Haim Kaufman (חיים קופמן; 12 December 1934 – 7 August 1995) was an Israeli politician who served as a member of the Knesset for Likud between 1977 and 1988, and again from 1990 until his death in 1995.

==Biography==
Born in Tel Aviv during the Mandate era, Leket served in the Artillery Corps during his national service in the IDF. He studied law at the School of Law and Economics in Tel Aviv, and later worked as a corporate director.

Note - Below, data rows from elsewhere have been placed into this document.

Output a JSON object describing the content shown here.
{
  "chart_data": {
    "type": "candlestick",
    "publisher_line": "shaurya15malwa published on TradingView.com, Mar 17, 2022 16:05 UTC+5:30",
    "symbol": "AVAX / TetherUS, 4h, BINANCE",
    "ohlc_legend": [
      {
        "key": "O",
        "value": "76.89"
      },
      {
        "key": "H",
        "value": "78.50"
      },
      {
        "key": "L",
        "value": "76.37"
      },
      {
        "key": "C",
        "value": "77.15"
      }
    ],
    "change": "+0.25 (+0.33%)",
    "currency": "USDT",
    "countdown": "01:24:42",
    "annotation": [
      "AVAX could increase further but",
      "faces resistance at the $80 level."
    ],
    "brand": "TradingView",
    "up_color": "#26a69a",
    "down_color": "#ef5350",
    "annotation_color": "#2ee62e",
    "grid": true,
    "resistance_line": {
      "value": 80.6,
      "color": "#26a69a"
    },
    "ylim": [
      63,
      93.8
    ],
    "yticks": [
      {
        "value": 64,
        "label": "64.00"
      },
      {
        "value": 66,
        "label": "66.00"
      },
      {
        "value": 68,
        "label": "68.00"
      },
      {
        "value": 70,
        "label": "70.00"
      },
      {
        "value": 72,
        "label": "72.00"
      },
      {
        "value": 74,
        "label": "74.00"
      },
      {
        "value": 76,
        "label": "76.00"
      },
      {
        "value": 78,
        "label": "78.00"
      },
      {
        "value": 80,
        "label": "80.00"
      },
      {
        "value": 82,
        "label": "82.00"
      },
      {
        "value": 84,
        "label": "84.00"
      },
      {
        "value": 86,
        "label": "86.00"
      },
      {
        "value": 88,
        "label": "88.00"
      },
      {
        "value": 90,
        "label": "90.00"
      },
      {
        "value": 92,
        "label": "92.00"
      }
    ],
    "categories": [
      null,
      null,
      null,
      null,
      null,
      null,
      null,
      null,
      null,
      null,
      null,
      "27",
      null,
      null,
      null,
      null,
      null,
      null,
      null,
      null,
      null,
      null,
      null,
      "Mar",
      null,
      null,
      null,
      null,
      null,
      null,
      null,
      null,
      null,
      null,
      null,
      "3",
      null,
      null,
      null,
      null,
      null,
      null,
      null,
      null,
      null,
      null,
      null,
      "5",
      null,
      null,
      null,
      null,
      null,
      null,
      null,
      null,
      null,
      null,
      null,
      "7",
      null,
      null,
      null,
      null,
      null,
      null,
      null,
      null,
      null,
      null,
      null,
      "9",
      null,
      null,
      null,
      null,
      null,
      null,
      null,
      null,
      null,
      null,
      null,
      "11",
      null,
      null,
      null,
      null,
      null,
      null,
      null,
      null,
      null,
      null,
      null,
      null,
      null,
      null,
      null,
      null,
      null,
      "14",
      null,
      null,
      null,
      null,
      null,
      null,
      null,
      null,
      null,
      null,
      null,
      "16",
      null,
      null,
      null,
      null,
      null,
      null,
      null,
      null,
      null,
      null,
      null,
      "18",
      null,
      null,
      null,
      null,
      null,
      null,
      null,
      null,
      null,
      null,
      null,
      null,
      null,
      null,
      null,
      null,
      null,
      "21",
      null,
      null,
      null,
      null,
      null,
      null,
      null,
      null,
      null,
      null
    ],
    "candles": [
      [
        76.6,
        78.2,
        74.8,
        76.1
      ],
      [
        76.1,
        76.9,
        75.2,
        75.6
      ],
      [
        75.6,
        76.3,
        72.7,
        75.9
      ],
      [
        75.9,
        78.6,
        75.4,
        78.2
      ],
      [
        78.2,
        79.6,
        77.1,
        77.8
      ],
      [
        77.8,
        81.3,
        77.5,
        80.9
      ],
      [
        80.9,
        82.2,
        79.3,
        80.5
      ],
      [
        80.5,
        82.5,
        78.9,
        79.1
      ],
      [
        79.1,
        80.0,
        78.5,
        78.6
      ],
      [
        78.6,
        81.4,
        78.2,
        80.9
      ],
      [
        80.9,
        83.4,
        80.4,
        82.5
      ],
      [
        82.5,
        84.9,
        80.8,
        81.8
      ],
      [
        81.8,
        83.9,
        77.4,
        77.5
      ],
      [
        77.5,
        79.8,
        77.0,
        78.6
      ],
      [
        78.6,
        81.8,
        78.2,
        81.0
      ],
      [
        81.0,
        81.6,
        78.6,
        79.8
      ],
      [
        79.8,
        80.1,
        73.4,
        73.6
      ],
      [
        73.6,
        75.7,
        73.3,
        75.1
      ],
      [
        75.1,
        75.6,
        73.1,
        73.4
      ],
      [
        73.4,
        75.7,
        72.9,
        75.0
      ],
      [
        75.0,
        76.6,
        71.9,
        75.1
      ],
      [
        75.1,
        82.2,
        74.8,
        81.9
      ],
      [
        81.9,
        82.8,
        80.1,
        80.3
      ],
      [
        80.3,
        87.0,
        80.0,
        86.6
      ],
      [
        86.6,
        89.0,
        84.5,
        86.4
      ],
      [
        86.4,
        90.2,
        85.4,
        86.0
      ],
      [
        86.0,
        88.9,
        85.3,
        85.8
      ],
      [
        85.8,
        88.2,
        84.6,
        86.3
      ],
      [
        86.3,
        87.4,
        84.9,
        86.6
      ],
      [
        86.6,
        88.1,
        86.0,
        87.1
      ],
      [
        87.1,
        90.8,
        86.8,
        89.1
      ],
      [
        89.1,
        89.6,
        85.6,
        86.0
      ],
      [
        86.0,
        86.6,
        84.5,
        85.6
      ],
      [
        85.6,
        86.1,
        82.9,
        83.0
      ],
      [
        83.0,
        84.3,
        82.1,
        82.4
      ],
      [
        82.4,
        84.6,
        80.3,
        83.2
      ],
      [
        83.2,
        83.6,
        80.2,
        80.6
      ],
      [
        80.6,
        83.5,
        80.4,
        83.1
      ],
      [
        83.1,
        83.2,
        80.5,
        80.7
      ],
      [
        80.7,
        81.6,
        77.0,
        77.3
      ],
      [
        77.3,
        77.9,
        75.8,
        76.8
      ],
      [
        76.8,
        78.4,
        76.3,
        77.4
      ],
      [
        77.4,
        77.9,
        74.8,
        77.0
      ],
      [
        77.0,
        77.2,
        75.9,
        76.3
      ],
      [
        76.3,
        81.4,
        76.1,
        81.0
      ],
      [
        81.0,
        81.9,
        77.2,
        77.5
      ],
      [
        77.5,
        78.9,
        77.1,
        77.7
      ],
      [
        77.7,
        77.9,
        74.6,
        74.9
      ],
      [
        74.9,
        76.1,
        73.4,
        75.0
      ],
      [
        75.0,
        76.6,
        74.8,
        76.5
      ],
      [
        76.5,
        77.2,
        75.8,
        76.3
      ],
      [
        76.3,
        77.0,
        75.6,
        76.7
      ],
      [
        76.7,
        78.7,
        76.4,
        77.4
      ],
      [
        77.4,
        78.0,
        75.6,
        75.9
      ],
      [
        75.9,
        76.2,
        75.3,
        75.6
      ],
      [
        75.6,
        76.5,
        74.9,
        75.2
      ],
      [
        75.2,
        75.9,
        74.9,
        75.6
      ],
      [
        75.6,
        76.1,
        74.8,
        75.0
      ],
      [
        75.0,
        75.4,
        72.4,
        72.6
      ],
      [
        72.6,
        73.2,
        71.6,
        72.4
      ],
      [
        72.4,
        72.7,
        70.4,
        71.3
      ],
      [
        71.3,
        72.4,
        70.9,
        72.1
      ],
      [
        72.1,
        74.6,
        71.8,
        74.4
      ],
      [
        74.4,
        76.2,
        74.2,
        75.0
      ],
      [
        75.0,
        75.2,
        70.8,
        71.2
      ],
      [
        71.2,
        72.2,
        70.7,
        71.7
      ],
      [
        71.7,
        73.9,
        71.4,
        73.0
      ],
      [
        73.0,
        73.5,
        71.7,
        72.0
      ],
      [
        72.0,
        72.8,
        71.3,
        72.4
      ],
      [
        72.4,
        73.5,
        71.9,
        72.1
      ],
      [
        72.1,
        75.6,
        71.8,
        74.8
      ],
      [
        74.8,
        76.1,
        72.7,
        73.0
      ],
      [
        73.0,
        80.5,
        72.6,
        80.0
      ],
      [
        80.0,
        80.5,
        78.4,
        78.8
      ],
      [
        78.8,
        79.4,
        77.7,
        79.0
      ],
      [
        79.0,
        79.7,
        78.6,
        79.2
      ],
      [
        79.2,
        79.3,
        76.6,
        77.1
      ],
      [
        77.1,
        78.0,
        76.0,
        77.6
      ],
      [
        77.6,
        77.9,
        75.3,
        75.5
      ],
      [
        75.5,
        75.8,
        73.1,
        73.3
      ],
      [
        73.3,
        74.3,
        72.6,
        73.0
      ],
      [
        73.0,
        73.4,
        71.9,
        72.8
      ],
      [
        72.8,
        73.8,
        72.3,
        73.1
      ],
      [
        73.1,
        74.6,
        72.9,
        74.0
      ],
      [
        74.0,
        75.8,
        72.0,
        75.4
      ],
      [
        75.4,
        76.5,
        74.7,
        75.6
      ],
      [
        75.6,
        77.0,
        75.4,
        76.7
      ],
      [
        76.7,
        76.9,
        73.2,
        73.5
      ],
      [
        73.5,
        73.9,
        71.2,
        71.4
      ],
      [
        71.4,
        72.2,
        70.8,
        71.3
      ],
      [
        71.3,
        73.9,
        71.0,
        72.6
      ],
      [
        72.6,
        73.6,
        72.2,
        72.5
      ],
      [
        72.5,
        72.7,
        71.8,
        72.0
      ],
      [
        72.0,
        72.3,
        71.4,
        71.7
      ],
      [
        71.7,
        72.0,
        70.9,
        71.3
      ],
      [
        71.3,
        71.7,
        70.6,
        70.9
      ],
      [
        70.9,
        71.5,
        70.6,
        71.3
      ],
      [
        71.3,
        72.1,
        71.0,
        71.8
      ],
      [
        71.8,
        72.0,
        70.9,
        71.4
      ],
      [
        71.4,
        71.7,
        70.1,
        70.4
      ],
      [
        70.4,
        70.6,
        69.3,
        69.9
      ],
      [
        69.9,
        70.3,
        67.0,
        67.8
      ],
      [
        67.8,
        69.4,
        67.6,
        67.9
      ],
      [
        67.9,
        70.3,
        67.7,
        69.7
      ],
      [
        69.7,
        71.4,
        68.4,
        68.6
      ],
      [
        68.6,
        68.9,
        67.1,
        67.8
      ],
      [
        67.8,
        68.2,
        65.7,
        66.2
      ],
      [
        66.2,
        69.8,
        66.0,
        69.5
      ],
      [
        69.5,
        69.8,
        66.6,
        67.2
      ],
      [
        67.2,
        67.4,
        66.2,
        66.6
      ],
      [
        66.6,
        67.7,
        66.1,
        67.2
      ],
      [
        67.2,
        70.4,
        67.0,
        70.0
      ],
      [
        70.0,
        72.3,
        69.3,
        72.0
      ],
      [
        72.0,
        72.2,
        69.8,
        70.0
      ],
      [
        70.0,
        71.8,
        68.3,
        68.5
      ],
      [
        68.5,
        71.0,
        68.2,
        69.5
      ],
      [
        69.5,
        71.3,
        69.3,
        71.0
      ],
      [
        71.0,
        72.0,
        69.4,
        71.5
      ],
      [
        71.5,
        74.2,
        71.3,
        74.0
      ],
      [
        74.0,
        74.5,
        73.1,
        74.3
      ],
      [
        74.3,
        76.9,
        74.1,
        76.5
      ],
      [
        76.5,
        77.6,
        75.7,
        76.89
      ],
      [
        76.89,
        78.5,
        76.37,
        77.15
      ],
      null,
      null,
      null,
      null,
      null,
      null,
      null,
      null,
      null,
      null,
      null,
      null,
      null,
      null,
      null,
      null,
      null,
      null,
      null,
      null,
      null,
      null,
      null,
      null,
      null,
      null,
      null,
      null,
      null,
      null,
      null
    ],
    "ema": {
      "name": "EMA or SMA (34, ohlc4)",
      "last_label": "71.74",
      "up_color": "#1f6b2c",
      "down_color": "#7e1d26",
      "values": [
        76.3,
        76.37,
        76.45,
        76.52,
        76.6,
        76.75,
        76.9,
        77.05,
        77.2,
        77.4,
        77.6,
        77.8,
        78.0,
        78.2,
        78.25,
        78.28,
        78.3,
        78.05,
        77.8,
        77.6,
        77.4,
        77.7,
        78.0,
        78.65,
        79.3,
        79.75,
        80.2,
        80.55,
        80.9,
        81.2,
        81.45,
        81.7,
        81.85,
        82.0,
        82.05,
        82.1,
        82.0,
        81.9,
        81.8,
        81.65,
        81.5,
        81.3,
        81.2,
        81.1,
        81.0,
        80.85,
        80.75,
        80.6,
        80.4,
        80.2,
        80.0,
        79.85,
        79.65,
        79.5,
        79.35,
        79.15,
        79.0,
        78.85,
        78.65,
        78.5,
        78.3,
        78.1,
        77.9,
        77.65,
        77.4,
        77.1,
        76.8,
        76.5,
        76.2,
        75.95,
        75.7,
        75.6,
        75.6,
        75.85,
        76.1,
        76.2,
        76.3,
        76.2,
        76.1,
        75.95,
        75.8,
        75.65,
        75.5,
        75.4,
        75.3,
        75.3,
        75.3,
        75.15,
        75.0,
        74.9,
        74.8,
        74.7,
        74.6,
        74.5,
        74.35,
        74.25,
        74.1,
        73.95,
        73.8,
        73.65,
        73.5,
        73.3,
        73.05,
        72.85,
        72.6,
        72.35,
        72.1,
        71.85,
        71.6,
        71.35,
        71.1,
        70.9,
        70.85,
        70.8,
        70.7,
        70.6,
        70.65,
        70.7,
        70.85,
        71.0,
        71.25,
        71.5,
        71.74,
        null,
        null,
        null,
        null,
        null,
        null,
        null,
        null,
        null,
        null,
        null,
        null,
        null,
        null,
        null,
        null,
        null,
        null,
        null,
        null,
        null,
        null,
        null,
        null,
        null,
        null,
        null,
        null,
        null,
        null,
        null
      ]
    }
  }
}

A member of Herut, Kaufman chaired the party's youth group and the Dor Hemsheh group within it. He was on the Likud list (an alliance of Herut and several other right-wing parties) for the 1973 elections, but failed to win a seat. However, he entered the Knesset on 19 January 1977 as a replacement for Binyamin Halevi, He was re-elected in the May 1977 elections, and again in 1981 and 1984, serving as Deputy Minister of Finance between 1981 and 1984. He became a member of the Likud secretariat and chairman of its municipal branch, as well as chairing the party's Petah Tikva branch and editing the party magazine BeEretz Yisrael.

Although he lost his seat in the 1988 elections, Kaufman returned to the Knesset on 8 October 1990 as a replacement for Zalman Shoval. He retained his seat in the 1992 elections, but died in office on 7 August 1995. He was buried in Segula Cemetery. His seat was taken by Yosef Ahimeir.